Massimo Numa: Questo concerto sarà motivo di orgoglio per la nostra città. Considerando gli elementi e l’organizzazione, il biglietto dovrebbe costare all’incirca sui sessanta euro. Viene proposto a venti in prevendita e venticinque la sera stessa. Questo perché c’è stata una grandissima disponibilità da parte di Lenny. Per me è punto di orgoglio avere sul palco anche l’orchestra Gavazzeni, che porta il nome di un grande direttore di orchestra, vanto della nostra città. La concezione del concerto, inoltre è quella di un evento di bergamaschi per bergamaschi. Devo ringraziare Druso, l’associazione “Bergamo racconta” e il Comune di Bergamo che mi hanno appoggiato fin da subito.

Maestro Brena, il Prog ci insegna che musica classica e rock possono incontrarsi. In particolare, nelle partiture che eseguirete giovedì sera lei ha riscontrato dei richiami alle strutture armoniche tipiche dello stile di J. S. Bach. Come è possibile?

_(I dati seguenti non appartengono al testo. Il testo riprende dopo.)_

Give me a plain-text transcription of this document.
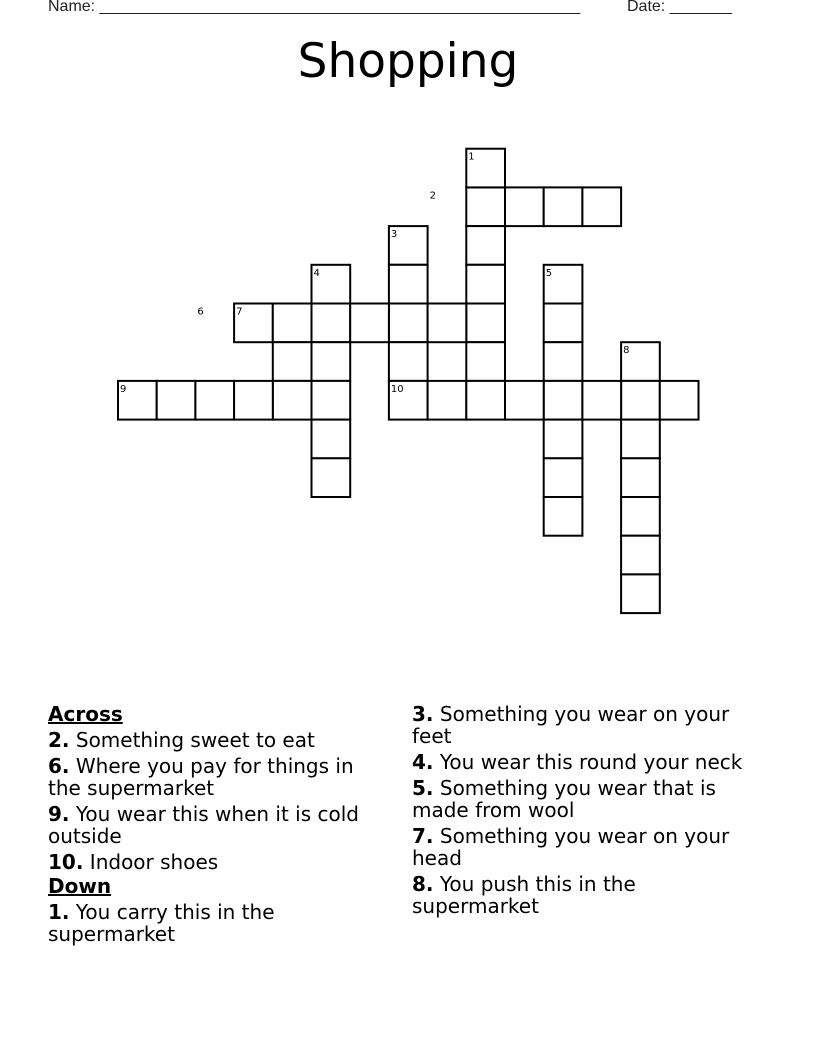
Name: ______________________________________________________	Date: _______
Shopping
1
2
3
4	5
6	7
8
9	10
Across
2. Something sweet to eat
6. Where you pay for things in the supermarket
9. You wear this when it is cold outside
10. Indoor shoes
Down
1. You carry this in the supermarket
3. Something you wear on your feet
4. You wear this round your neck
5. Something you wear that is made from wool
7. Something you wear on your head
8. You push this in the supermarket
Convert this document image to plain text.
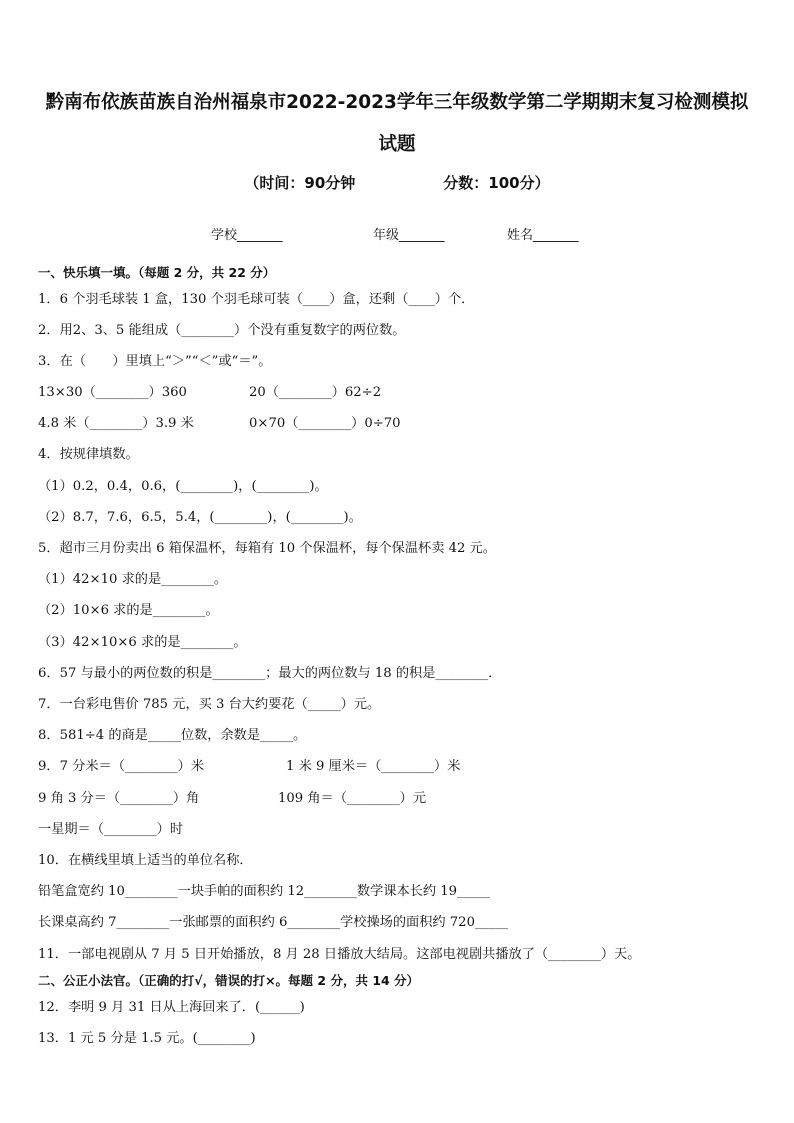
黔南布依族苗族自治州福泉市2022-2023学年三年级数学第二学期期末复习检测模拟
试题
（时间：90分钟	分数：100分）
学校_______	年级_______	姓名_______
一、快乐填一填。（每题 2 分，共 22 分）
1．6 个羽毛球装 1 盒，130 个羽毛球可装（____）盒，还剩（____）个．
2．用2、3、5 能组成（________）个没有重复数字的两位数。
3．在（　　）里填上“＞”“＜”或“＝”。
13×30（________）360	20（________）62÷2
4.8 米（________）3.9 米	0×70（________）0÷70
4．按规律填数。
（1）0.2，0.4，0.6，(________)，(________)。
（2）8.7，7.6，6.5，5.4，(________)，(________)。
5．超市三月份卖出 6 箱保温杯，每箱有 10 个保温杯，每个保温杯卖 42 元。
（1）42×10 求的是________。
（2）10×6 求的是________。
（3）42×10×6 求的是________。
6．57 与最小的两位数的积是________；最大的两位数与 18 的积是________．
7．一台彩电售价 785 元，买 3 台大约要花（_____）元。
8．581÷4 的商是_____位数，余数是_____。
9．7 分米＝（________）米	1 米 9 厘米＝（________）米
9 角 3 分＝（________）角	109 角＝（________）元
一星期＝（________）时
10．在横线里填上适当的单位名称．
铅笔盒宽约 10________一块手帕的面积约 12________数学课本长约 19_____
长课桌高约 7________一张邮票的面积约 6________学校操场的面积约 720_____
11．一部电视剧从 7 月 5 日开始播放，8 月 28 日播放大结局。这部电视剧共播放了（________）天。
二、公正小法官。（正确的打√，错误的打×。每题 2 分，共 14 分）
12．李明 9 月 31 日从上海回来了．(______)
13．1 元 5 分是 1.5 元。(________)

Antonio Brena: Bach è stato il più grande dei musicisti. Tutti siamo figli di Bach. Un tale incontro è reso tale dalla natura stessa della musica: non c’è nessun confine o livello di separazione. La musica rock si incontra con la classica perché è strutturalmente concepita così. L’architettura compositiva di Woolfsons – Parsons in alcuni brani è simile a quella di Johann Sebastian. In particolare, in “Silence and I” dove si ritrova un’orchestrazione tipica barocca dei fiati, vi è un richiamo esplicito al primo dei concerti brandeburghesi, pur se inserito nella ritmicità rock.

Lenny, perché soprattutto i più giovani non possono perdersi il concerto di giovedì sera?

Beh, ovviamente perché ci sarò io, ci sarà Massimo e ci sarà l’orchestra. Sono dispiaciuto che le giovani generazioni non abbiano la chance di mettersi alla prova sul palco. quando iniziai il mio percorso con the Alan Parsons Project avevo già alle spalle duemila concerti circa con i Gonzalez. Oggi invece è tutto veloce, chi ha in mano le redini del mercato musicale ha tolto la possibilità di fare palestra. Si parla solo di denaro. Quando salgo sul palco cerco di dare il massimo di me stesso, cerco di dare alla gente quello che sono veramente. Se non verrete vi perderete tutto questo, quindi dovete assolutamente esserci.